Economic quicksand
Fed may decide to make rare 1% interest rate cut; Analysts call step far from cure-all
The Federal Reserve could make one of the biggest interest rate cuts in its history today as it tries to jolt the US economy from a financial crisis that has so far resisted all efforts to solve it.
Many economists expect Fed policy makers to cut the central bank’s key interest rate by 1 percentage point, but they worry even this reduction won’t halt the erosion in confidence undermining the economy. Lower interest rates, which aim to boost the economy by enticing consumers and businesses to borrow and spend, provide little help if lenders aren’t loaning money out of fear they won’t be repaid.
“Banks are calling in loans, not making them,” said Gus Faucher, director of macroeconomics at Moody’s Economy.com in West Chester, Pa. “The traditional monetary policy of cutting interest rates isn’t very effective in this environment.”

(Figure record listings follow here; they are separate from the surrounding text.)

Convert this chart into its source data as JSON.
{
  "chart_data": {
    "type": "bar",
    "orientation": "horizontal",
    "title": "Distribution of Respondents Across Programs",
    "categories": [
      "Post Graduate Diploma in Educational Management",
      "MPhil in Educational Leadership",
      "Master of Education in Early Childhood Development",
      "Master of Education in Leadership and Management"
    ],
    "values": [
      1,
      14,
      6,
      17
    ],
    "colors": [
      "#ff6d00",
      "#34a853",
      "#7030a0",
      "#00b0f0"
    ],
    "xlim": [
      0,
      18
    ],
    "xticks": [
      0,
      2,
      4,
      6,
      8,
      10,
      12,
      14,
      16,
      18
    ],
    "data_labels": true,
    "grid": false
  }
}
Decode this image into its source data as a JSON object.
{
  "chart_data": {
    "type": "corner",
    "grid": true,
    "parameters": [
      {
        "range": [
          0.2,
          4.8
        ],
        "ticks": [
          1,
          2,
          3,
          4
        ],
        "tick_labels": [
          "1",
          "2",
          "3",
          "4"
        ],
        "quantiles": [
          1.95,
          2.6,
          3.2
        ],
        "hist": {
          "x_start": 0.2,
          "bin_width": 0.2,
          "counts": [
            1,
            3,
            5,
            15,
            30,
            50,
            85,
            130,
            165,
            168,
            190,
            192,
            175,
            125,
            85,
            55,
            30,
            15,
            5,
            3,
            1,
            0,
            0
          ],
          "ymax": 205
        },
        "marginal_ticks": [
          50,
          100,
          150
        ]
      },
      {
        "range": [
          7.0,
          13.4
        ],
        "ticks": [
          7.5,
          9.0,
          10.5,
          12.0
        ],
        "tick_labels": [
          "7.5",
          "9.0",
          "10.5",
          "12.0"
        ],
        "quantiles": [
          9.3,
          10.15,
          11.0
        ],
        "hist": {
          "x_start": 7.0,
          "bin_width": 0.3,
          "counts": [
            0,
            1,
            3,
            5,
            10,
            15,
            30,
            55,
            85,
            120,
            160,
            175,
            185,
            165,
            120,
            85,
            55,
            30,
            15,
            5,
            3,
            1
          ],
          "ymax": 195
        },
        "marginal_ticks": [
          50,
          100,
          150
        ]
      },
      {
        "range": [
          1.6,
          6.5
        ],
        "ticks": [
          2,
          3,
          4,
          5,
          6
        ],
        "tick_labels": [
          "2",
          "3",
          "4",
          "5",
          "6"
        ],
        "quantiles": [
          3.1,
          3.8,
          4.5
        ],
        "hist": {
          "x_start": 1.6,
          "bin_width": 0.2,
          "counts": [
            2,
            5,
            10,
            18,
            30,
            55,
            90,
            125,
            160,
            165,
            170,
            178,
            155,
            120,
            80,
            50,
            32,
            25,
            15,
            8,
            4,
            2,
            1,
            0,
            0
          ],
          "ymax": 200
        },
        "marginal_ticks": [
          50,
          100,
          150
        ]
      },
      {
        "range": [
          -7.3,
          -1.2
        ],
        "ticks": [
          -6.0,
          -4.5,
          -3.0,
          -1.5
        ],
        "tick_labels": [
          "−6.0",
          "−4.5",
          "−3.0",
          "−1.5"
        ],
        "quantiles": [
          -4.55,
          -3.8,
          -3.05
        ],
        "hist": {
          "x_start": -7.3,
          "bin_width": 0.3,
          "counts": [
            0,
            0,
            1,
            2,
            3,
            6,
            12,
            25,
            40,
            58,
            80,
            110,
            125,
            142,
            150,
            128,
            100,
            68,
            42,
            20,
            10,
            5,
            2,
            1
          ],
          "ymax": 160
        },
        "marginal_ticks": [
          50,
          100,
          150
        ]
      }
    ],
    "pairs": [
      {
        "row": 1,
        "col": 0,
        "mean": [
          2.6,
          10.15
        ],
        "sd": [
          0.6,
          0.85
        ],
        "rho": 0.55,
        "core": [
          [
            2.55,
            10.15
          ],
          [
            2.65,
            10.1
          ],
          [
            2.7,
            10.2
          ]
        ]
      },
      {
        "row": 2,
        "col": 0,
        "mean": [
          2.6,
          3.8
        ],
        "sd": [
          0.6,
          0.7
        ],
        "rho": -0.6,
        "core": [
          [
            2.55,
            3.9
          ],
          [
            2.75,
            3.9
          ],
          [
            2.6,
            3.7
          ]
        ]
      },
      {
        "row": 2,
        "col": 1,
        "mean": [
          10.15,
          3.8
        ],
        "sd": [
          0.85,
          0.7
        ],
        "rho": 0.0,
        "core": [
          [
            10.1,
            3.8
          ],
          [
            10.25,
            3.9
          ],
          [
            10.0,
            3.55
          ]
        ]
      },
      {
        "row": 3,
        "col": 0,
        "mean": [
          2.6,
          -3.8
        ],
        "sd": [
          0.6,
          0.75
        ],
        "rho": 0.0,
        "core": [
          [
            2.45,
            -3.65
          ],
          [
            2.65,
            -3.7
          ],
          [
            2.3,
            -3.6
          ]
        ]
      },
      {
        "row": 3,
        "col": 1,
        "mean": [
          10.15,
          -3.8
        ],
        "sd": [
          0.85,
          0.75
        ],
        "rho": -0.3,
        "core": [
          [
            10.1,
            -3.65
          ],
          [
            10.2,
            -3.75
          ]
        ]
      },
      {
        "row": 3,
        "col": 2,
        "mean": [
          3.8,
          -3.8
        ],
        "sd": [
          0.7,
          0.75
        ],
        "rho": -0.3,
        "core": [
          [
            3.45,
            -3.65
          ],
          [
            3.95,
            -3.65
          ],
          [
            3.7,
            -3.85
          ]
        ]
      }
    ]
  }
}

The Fed has taken a number of extraordinary steps recently to shore up the economy and keep the nation’s financial markets from freezing up from a lack of capital. On Sunday, it moved to prevent the collapse of Wall Street firm Bear Stearns Cos., by approving its sale to a rival investment bank, and providing as much as $30 billion in backing for some of Bear Stearns assets. But now analysts said the central bank may be reaching the limit of its powers because of eroding confidence.